Le livre présente 105 photographies de Diane Arbus avec une grande sobriété, qui se remarque dès la couverture, laissant à peine deviner son titre inscrit en gris clair sur un blanc immaculé. Les photographies se découvrent une par une, isolées sur la page de droite, avec, en partie basse, la seule mention du titre et de l’année, la page gauche étant le plus souvent laissée vierge. L’ordre de succession des clichés retenu est simplement l’ordre chronologique. Mais le choix des photographies est des plus surprenant pour Diane Arbus ; les photographies qui ouvrent et ferment la collection ne représentent pas des personnes, mais des objets. La première est celle d’un journal tombé sur la chaussée dont le vent agite les feuilles ; notons que Diane Arbus exerce son activité professionnelle principalement dans la presse, à partir des années 60. La dernière est celle d’un défilé de rochers montés sur des chariots à roulettes. La photo de la quatrième de couverture n’en est pas moins déroutante : le personnage photographié, habillé d’un imperméable transparent, a ses pieds orientés à l’opposé de sa tête.

Les pages de garde, quant à elles, montrent des halos lumineux aussi énigmatiques, qui sont en fait des agrandissements de l’ampoule qui éclaire la photo précédente.

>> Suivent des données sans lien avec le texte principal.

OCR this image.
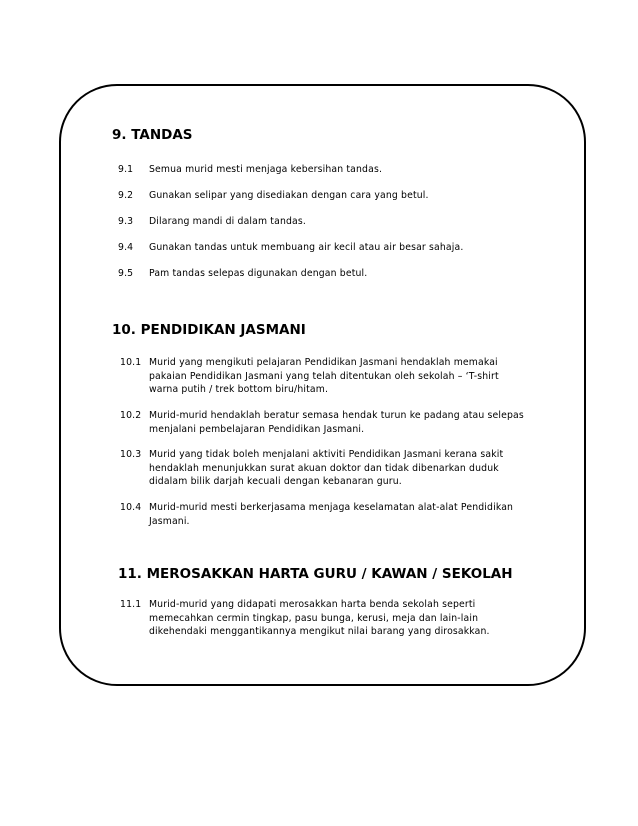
9. TANDAS
9.1 Semua murid mesti menjaga kebersihan tandas.
9.2 Gunakan selipar yang disediakan dengan cara yang betul.
9.3 Dilarang mandi di dalam tandas.
9.4 Gunakan tandas untuk membuang air kecil atau air besar sahaja.
9.5 Pam tandas selepas digunakan dengan betul.
10. PENDIDIKAN JASMANI
10.1 Murid yang mengikuti pelajaran Pendidikan Jasmani hendaklah memakai
pakaian Pendidikan Jasmani yang telah ditentukan oleh sekolah – ‘T-shirt
warna putih / trek bottom biru/hitam.
10.2 Murid-murid hendaklah beratur semasa hendak turun ke padang atau selepas
menjalani pembelajaran Pendidikan Jasmani.
10.3 Murid yang tidak boleh menjalani aktiviti Pendidikan Jasmani kerana sakit
hendaklah menunjukkan surat akuan doktor dan tidak dibenarkan duduk
didalam bilik darjah kecuali dengan kebanaran guru.
10.4 Murid-murid mesti berkerjasama menjaga keselamatan alat-alat Pendidikan
Jasmani.
11. MEROSAKKAN HARTA GURU / KAWAN / SEKOLAH
11.1 Murid-murid yang didapati merosakkan harta benda sekolah seperti
memecahkan cermin tingkap, pasu bunga, kerusi, meja dan lain-lain
dikehendaki menggantikannya mengikut nilai barang yang dirosakkan.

Au fil des pages, on saisit la détermination de Diane Arbus d’isoler les sujets photographiés du fond qui pourrait distraire l’attention du regardeur, de ne pas chercher à réaliser une belle composition ou de soigner sa technique, mais plutôt de saisir l’expression paroxystique du sujet, au moment même où il se sait photographié. Elle se singularise ainsi de ses pairs, Walker Evans, Garry Winogrand, Lee Friedlander, en ne se mettant pas à distance du sujet, mais en cherchant le contact, se rapprochant en cela plutôt de Lisette Model ou d’August Sander.

On perçoit dans le livre la quête effrénée de Diane Arbus pour témoigner de ses semblables dans leurs différences, pour accroître sa collection comme un entomologiste, en s’attachant à produire une description précise, dénuée de tout sentimentalisme. A l’âge de 16 ans, Diane Arbus écrivait dans une dissertation de philosophie :

« Il y a et il y a eu et il y aura un nombre infini de choses sur terre. Des individus tous différents, souhaitant tous des choses différentes, connaissant tous des choses différentes, aimant tous des choses différentes, ayant tous une apparence différente. Tout ce qui a été sur terre a été différent de toutes les autres choses. C’est ce que j’aime : la différence, le caractère unique de toute chose et l’importance de la vie … Je vois quelque chose qui semble merveilleux; je vois le divin dans des choses ordinaires. »

Si les photographies iconiques de Diane Arbus appartiennent à la période suivante, où elle utilise un appareil photo de moyen format procurant une image carrée plus riche en nuances, celles qui hantent ce livre révèle bien la genèse de son œuvre.